The Bureau of Labor Statistics reported on Wednesday that the consumer price index rose 3% from a year ago in June, the smallest 12-month increase since March 2021, and below the 4% annualized rise posted in May 2023.
Economists were expecting a 3.1% CPI figure for June, according to financial data firm FactSet Research Systems.
The monthly CPI has been steadily declining since reaching 9.1% in June 2022, which marked a 40-year high.
Excluding the volatile food and energy sectors, the core CPI rose by an annualized 4.8% in June 2023.
The Federal Reserve has considered the inflation rate a critical factor in its monetary policy.
The Fed's key short-term interest rate is now in a range of between 5% to 5.25% — after the central bank decided to leave the rate unchanged at its June 14 meeting.
As of Wednesday morning, according to CME Group's FedWatch tool, shortly after release of the CPI data, market participants' pricing of fed fund futures indicated there is a 92.4% probability that the Fed will hike by 25 basis points when it issues its next monetary policy decision on July 26, and only a 7.6% probability it will keep rates unchanged.
Alexandra Wilson-Elizondo, deputy CIO of multiasset solutions at Goldman Sachs Asset Management, said that while the softer June CPI data is only one piece of economic data, it will nonetheless "buy investors time and give them the opportunity to catch their breath."
However, Ms. Wilson-Elizondo cautioned by email that she continues "to expect that U.S. monetary policy will stay restrictive," but that a pause in further hikes is likely for the near future.
"All eyes will be on (corporate) earnings and the health of the consumer from here," she added.
GSAM had $2.67 trillion in assets under supervision as of the end of the first quarter.
Brad Conger, Conshohocken, Pa.-based deputy CIO at Hirtle Callaghan & Co., said the doves at the Fed who were urging patience have been vindicated.
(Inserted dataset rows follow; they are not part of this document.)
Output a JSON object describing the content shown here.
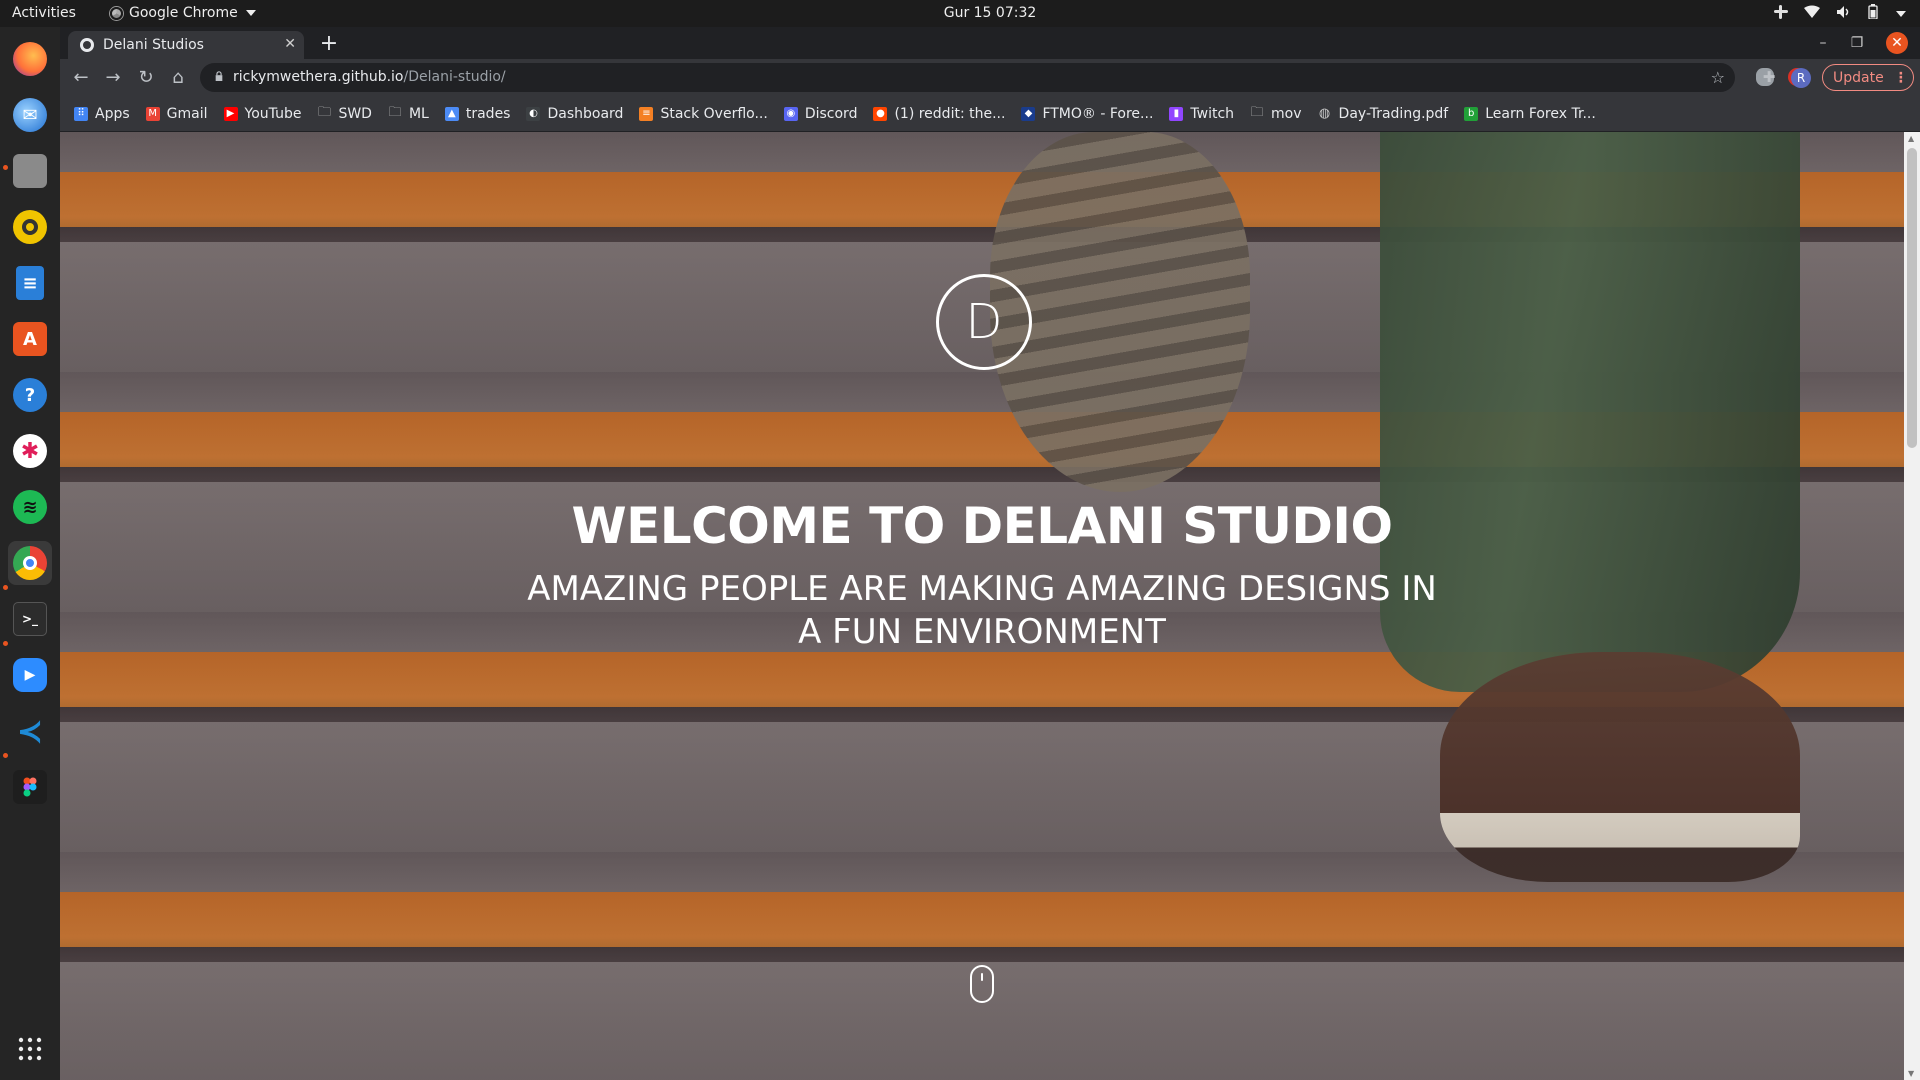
{
  "system_bar": {
    "activities": "Activities",
    "app_name": "Google Chrome",
    "clock": "Gur 15  07:32"
  },
  "dock": {
    "items": [
      {
        "name": "firefox-icon",
        "color": "#ff7139"
      },
      {
        "name": "thunderbird-icon",
        "color": "#1f6fd0"
      },
      {
        "name": "files-icon",
        "color": "#9e9e9e"
      },
      {
        "name": "rhythmbox-icon",
        "color": "#f0c400"
      },
      {
        "name": "writer-icon",
        "color": "#2a7fd8"
      },
      {
        "name": "software-center-icon",
        "color": "#e95420"
      },
      {
        "name": "help-icon",
        "color": "#2a7fd8"
      },
      {
        "name": "slack-icon",
        "color": "#ffffff"
      },
      {
        "name": "spotify-icon",
        "color": "#1db954"
      },
      {
        "name": "chrome-icon",
        "color": "#4285f4"
      },
      {
        "name": "terminal-icon",
        "color": "#2c2c2c"
      },
      {
        "name": "zoom-icon",
        "color": "#2d8cff"
      },
      {
        "name": "vscode-icon",
        "color": "#007acc"
      },
      {
        "name": "figma-icon",
        "color": "#a259ff"
      }
    ]
  },
  "browser": {
    "tab_title": "Delani Studios",
    "url_host": "rickymwethera.github.io",
    "url_path": "/Delani-studio/",
    "update_label": "Update",
    "profile_initial": "R",
    "bookmarks": [
      {
        "label": "Apps",
        "icon": "apps-grid-icon"
      },
      {
        "label": "Gmail",
        "icon": "gmail-icon"
      },
      {
        "label": "YouTube",
        "icon": "youtube-icon"
      },
      {
        "label": "SWD",
        "icon": "folder-icon"
      },
      {
        "label": "ML",
        "icon": "folder-icon"
      },
      {
        "label": "trades",
        "icon": "trades-icon"
      },
      {
        "label": "Dashboard",
        "icon": "dashboard-icon"
      },
      {
        "label": "Stack Overflo...",
        "icon": "stackoverflow-icon"
      },
      {
        "label": "Discord",
        "icon": "discord-icon"
      },
      {
        "label": "(1) reddit: the...",
        "icon": "reddit-icon"
      },
      {
        "label": "FTMO® - Fore...",
        "icon": "ftmo-icon"
      },
      {
        "label": "Twitch",
        "icon": "twitch-icon"
      },
      {
        "label": "mov",
        "icon": "folder-icon"
      },
      {
        "label": "Day-Trading.pdf",
        "icon": "globe-icon"
      },
      {
        "label": "Learn Forex Tr...",
        "icon": "babypips-icon"
      }
    ]
  },
  "page": {
    "logo_letter": "D",
    "title": "WELCOME TO DELANI STUDIO",
    "subtitle": "AMAZING PEOPLE ARE MAKING AMAZING DESIGNS IN A FUN ENVIRONMENT"
  }
}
"We have been underweight duration in fixed income because the long end of the Treasury curve provided too little carry relative to its insurance value," he added by email. "Today's CPI could lead to a dramatic steepening of the curve, which would give us the opportunity to extend duration."
Hirtle Callaghan has $18.5 billion in AUM.
Rhys Williams, Bryn Mawr, Pa.-based chief strategist at Spouting Rock Asset Management, said he thinks the danger now is that the Federal Reserve enacts "one too many rate increases and the soft landing turns into something harder."
He is also skeptical that inflation can really go back to the Fed's 2% target. "Ultimately, the Federal Reserve will have to decide whether an inflation rate under 3% is good enough," he said by email. "We think that the biggest risk to the market is that the Federal Reserve stays firm on its 2% goal and tightens three more times to cause that recession. But for today, the bulls have the wind at their back, and certainly, the Fed could take the position that just keeping rates at current levels will push inflation lower."
On Monday, Loretta J. Mester, president and CEO of the Federal Reserve Bank of Cleveland, warned in a speech at the University of California, San Diego that the central bank may need to keep hiking rates as inflation has remained "stubbornly high."
She stated that "in order to ensure that inflation is on a sustainable and timely path back to 2%, my view is that the funds rate will need to move up somewhat further from its current level and then hold there for a while as we accumulate more information on how the economy is evolving."